I'm writing code to parse the XML output from a BLASTX search on NCBI's servers, and from this grab from NCBI the nucleotide sequence whose translated protein was found to be a hit by BLASTX . This is working, and I am tracking back from the protein ID to the original nucleotide record ID to do this. But it is possible that my original query sequence is from the other strand, and thus BLASTX may have had to reverse complement it to find the match. I want to know if that is so, in order to automatically reverse-complement one of them. BLASTX in discovering the hit knew whether it was a reverse-complement or not, but I can't see any hint of it reporting this back to me in the XML, nor can I see how to get that info from other queries. Yes, I can try go through the trouble myself of reverse-complimenting the hit sequence, try the three reading frames, translate to amino acids, and see if it matches better with my original sequence, but that's what BLASTX has just done and I would rather just get the info from the BLASTX and/or the NCBI databases.
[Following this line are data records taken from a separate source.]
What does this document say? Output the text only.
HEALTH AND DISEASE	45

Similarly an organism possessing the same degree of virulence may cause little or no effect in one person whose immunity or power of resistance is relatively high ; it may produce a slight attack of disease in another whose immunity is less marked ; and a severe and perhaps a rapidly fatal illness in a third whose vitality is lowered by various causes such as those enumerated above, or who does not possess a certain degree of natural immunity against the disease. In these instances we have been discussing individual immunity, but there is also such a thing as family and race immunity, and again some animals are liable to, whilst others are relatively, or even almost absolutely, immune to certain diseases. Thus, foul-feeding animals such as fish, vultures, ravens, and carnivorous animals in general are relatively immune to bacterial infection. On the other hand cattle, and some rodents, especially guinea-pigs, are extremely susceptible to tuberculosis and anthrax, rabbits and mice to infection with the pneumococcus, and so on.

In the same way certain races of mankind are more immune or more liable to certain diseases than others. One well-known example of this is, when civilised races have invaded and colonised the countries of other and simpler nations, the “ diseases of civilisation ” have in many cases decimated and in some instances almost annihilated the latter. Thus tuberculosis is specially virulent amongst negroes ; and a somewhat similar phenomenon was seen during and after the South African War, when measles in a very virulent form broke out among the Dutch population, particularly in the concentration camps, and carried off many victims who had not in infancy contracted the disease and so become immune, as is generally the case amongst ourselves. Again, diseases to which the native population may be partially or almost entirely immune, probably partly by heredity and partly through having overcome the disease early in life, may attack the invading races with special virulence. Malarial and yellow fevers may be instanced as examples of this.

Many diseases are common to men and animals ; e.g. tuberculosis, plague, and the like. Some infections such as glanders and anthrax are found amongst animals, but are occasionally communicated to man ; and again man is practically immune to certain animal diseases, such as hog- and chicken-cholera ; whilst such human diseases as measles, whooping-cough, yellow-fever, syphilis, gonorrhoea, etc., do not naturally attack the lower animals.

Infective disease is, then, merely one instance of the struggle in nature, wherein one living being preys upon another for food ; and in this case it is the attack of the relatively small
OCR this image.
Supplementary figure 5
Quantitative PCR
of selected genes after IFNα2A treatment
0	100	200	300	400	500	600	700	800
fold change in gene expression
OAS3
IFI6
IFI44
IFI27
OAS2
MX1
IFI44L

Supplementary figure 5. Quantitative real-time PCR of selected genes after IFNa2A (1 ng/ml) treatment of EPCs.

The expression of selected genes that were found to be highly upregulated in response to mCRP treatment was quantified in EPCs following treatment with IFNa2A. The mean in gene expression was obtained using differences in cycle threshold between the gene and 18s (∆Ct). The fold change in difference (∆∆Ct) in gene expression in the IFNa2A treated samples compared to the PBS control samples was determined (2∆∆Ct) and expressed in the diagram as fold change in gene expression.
Can I?
That is, how can I determine if BLASTX had to reverse-compliment my query sequence when it found a hit?
Thanks! David
Thanks! The query start/end one makes sense to me, but how does query-frame tell me the direction?
Alas, the query_from/query_to and hit_from/hit_to scheme doesn't work.
I have an example where BLASTX returns query_from less than query_to AND hit_from less than hit_to, and yet the query sequence is definitely the reverse complement of both the response protein sequence, and the response DNA sequence if you go after the nucleotide sequence that is eLinked to the protein BLASTX response.
Any other thoughts on how to solve this?
If the Hsp_query-frame is positive (plus strand) then the supplied query sequence was matched. Alternatively if Hsp_query-frame is negative then the reverse complement (minus strand) of the query sequence was matched.